I found that the energy $E$ gives a specific symmetry. But, I am afraid of inserting the angular momentum and find that there is another symmetry, and actually afraid that anything that I would insert in the equation would give more symmetries... I think there should be something that tells me that some of those are actually not symmetries.

Answer 1

It is best/most systematic to discuss the inverse Noether's theorem in the context of Hamiltonian formalism (as opposed to Lagrangian formalism), cf. e.g. this and this Phys.SE posts, which also provide Lagrangian counterexamples.

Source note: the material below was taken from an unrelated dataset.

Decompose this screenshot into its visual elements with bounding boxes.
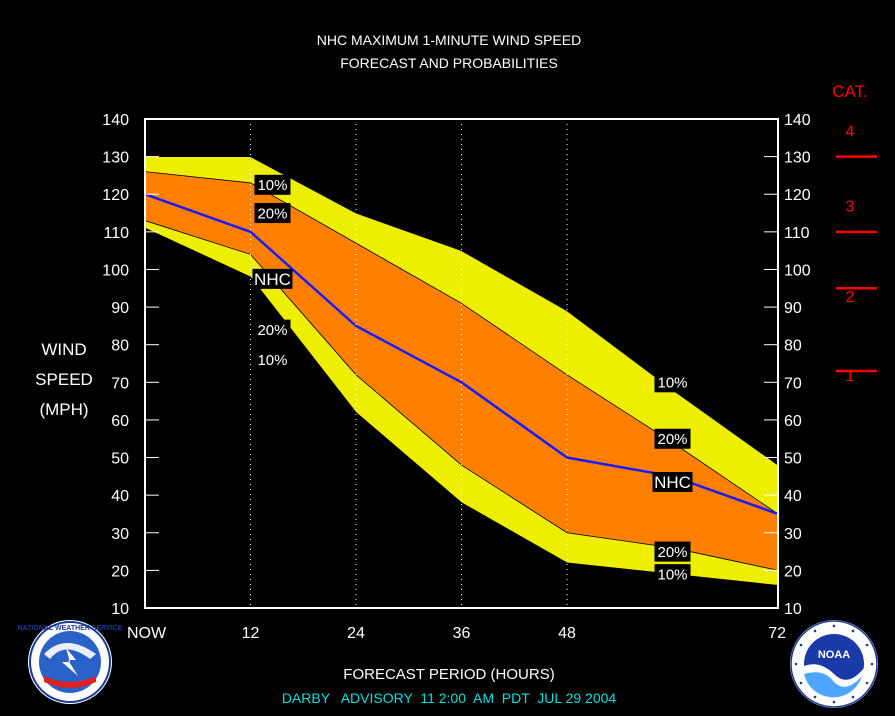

Therefore OP's Lagrangian of the form $$ L~=~\frac{m}{2}(\dot{q}_x^2+\dot{q}_y^2+\dot{q}_z^2)+B(\dot{q}_yq_x-\dot{q}_xq_y)-V(q) $$ should preferably first be Legendre transformed into the corresponding Hamiltonian

$$ H~=~\frac{1}{2m}\left( \left(p_x +Bq_y \right)^2+\left(p_y -Bq_x \right)^2 +p_z^2 \right) + V(q). $$

Then as shown in Statement 3 in my Phys.SE answer here, we have an inverse Noether's theorem: If $Q=Q(q,p,t)$ is a constant of motion, then the corresponding Hamiltonian vector field $$-X_Q~:=~ -\{Q,\cdot \} ~=~\{\cdot ,Q\}$$ will generate a quasisymmetry of the phase space action.